The report noted that the impact of sanctions on the economy led to an unprecedented migration wave, resulting in a brain drain of “doctors, nurses, teachers, engineers, technicians and others”. According to the UN, 7.1 million Venezuelans have migrated due to the crisis between 2015 and 2023.
Venezuelan human rights organisation SURES reported that Citibank and Euroclear were rejecting transactions to buy insulin doses and dialysis treatments, while pharmaceutical companies like Baxter, Abbot, and Pfizer repeatedly refused to issue export certificates for cancer treatments for Venezuelan patients.

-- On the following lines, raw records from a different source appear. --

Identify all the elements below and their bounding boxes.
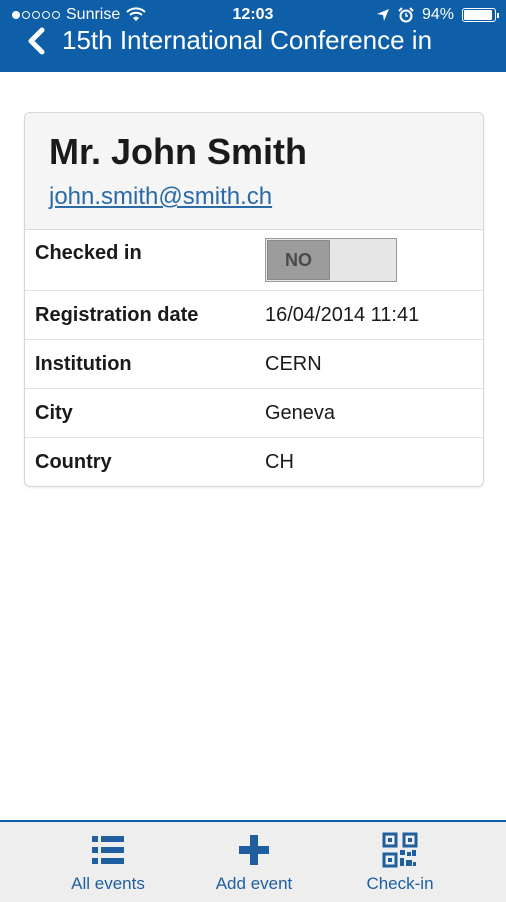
city-row: City Geneva bbox=[25, 388, 483, 437]
institution-row: Institution CERN bbox=[25, 339, 483, 388]
tab-label: Check-in bbox=[366, 874, 434, 893]
battery-percent: 94% bbox=[421, 6, 454, 23]
alarm-icon bbox=[398, 7, 414, 23]
nav-bar: 15th International Conference in bbox=[0, 24, 506, 64]
list-icon bbox=[92, 836, 124, 864]
registrant-name: Mr. John Smith bbox=[49, 131, 308, 172]
row-label: Institution bbox=[35, 352, 132, 375]
page-title: 15th International Conference in bbox=[62, 25, 433, 55]
registrant-email-link[interactable]: john.smith@smith.ch bbox=[49, 183, 272, 211]
battery-icon bbox=[462, 8, 499, 22]
row-label: Country bbox=[35, 450, 112, 473]
registrant-card: Mr. John Smith john.smith@smith.ch Check… bbox=[24, 112, 484, 487]
checked-in-toggle-state: NO bbox=[267, 240, 330, 280]
tab-add-event[interactable]: Add event bbox=[194, 832, 314, 894]
tab-all-events[interactable]: All events bbox=[48, 832, 168, 894]
row-value: 16/04/2014 11:41 bbox=[265, 303, 420, 326]
row-label: City bbox=[35, 401, 73, 424]
app-header: Sunrise 12:03 94% 15th International Con… bbox=[0, 0, 506, 72]
row-label: Registration date bbox=[35, 303, 199, 326]
tab-label: Add event bbox=[215, 874, 293, 893]
country-row: Country CH bbox=[25, 437, 483, 486]
registration-date-row: Registration date 16/04/2014 11:41 bbox=[25, 290, 483, 339]
details-table: Checked in NO Registration date 16/04/20… bbox=[25, 230, 483, 486]
checked-in-toggle[interactable]: NO bbox=[265, 238, 397, 282]
checked-in-label: Checked in bbox=[35, 242, 142, 264]
status-bar: Sunrise 12:03 94% bbox=[0, 4, 506, 26]
tab-check-in[interactable]: Check-in bbox=[340, 832, 460, 894]
plus-icon bbox=[239, 835, 269, 865]
row-value: CERN bbox=[265, 352, 322, 375]
row-value: Geneva bbox=[265, 401, 336, 424]
checked-in-row: Checked in NO bbox=[25, 230, 483, 290]
status-right: 94% bbox=[376, 4, 499, 26]
tab-label: All events bbox=[71, 874, 145, 893]
qr-code-icon bbox=[382, 832, 418, 868]
row-value: CH bbox=[265, 450, 294, 473]
bottom-tab-bar: All events Add event Check-in bbox=[0, 820, 506, 902]
registrant-header: Mr. John Smith john.smith@smith.ch bbox=[25, 113, 483, 230]
location-arrow-icon bbox=[376, 9, 389, 21]
back-chevron-icon[interactable] bbox=[22, 26, 52, 56]
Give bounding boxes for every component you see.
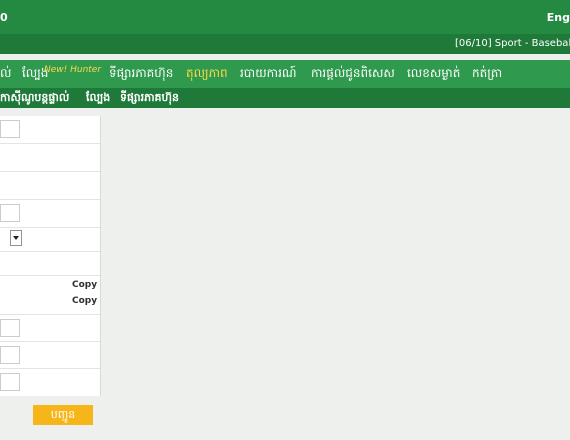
form-row xyxy=(0,144,100,172)
new-hunter-badge: New! Hunter xyxy=(44,65,102,75)
text-input-2[interactable] xyxy=(0,319,20,337)
dropdown-select[interactable] xyxy=(10,230,22,246)
copy-button[interactable]: Copy xyxy=(72,280,97,290)
form-row xyxy=(0,342,100,369)
form-row xyxy=(0,172,100,200)
nav-item-record[interactable]: កត់ត្រា xyxy=(472,65,502,83)
form-row xyxy=(0,315,100,342)
amount-input[interactable] xyxy=(0,120,20,138)
top-bar: 0 Eng xyxy=(0,0,570,34)
form-panel: Copy Copy xyxy=(0,116,101,396)
ticker-text: [06/10] Sport - Baseball - xyxy=(455,38,570,49)
news-ticker: [06/10] Sport - Baseball - xyxy=(0,34,570,54)
nav-item-promotions[interactable]: ការផ្តល់ជូនពិសេស xyxy=(311,65,395,83)
top-left-text: 0 xyxy=(0,11,8,24)
nav-item-stock-market[interactable]: ទីផ្សារភាគហ៊ុន xyxy=(109,65,173,83)
form-row xyxy=(0,252,100,276)
subnav-item-games[interactable]: ល្បែង xyxy=(86,91,110,107)
nav-item-truncated[interactable]: ល់ xyxy=(0,65,11,83)
form-row xyxy=(0,116,100,144)
text-input-3[interactable] xyxy=(0,346,20,364)
form-row xyxy=(0,200,100,228)
subnav-item-live-casino[interactable]: កាស៊ីណូបន្តផ្ទាល់ xyxy=(0,91,69,107)
subnav-item-stock-market[interactable]: ទីផ្សារភាគហ៊ុន xyxy=(120,91,179,107)
form-row xyxy=(0,369,100,396)
text-input[interactable] xyxy=(0,204,20,222)
text-input-4[interactable] xyxy=(0,373,20,391)
form-row xyxy=(0,228,100,252)
form-row: Copy Copy xyxy=(0,276,100,315)
language-selector[interactable]: Eng xyxy=(547,11,570,24)
chevron-down-icon xyxy=(13,236,19,240)
copy-button-2[interactable]: Copy xyxy=(72,296,97,306)
sub-navigation: កាស៊ីណូបន្តផ្ទាល់ ល្បែង ទីផ្សារភាគហ៊ុន xyxy=(0,88,570,108)
nav-item-balance[interactable]: តុល្យភាព xyxy=(186,65,228,83)
nav-item-reports[interactable]: របាយការណ៍ xyxy=(240,65,297,83)
nav-item-password[interactable]: លេខសម្ងាត់ xyxy=(407,65,460,83)
submit-button[interactable]: បញ្ជូន xyxy=(33,405,93,425)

SURES highlighted the case of several children dying since early 2019 after not receiving liver, kidney, and bone marrow transplants abroad because banks and private companies became overly cautious in dealings with Venezuela. Venezuelan children had been beneficiaries of a humanitarian program financed by oil subsidiary CITGO, seized by Washington.
Finally, SURES stated that women, children, indigenous communities and people with disabilities were the most affected by the economic crisis exacerbated by U.S. sanctions. The latter group has seen prosthetic donations reduced, with NGOs and government social programs unable to import them.
The three studies agree that it is not possible to fully grasp the damage caused by sanctions against the Venezuelan people, but all the evidence points to one simple truth: sanctions kill and will continue to do so.
[This is an abridged and edited version of an article which appears in A War Without Bombs: The social, political and economic impact of sanctions against Venezuela. Andreína Chávez Alava is based in Caracas and writes for Venezuelanalysis.]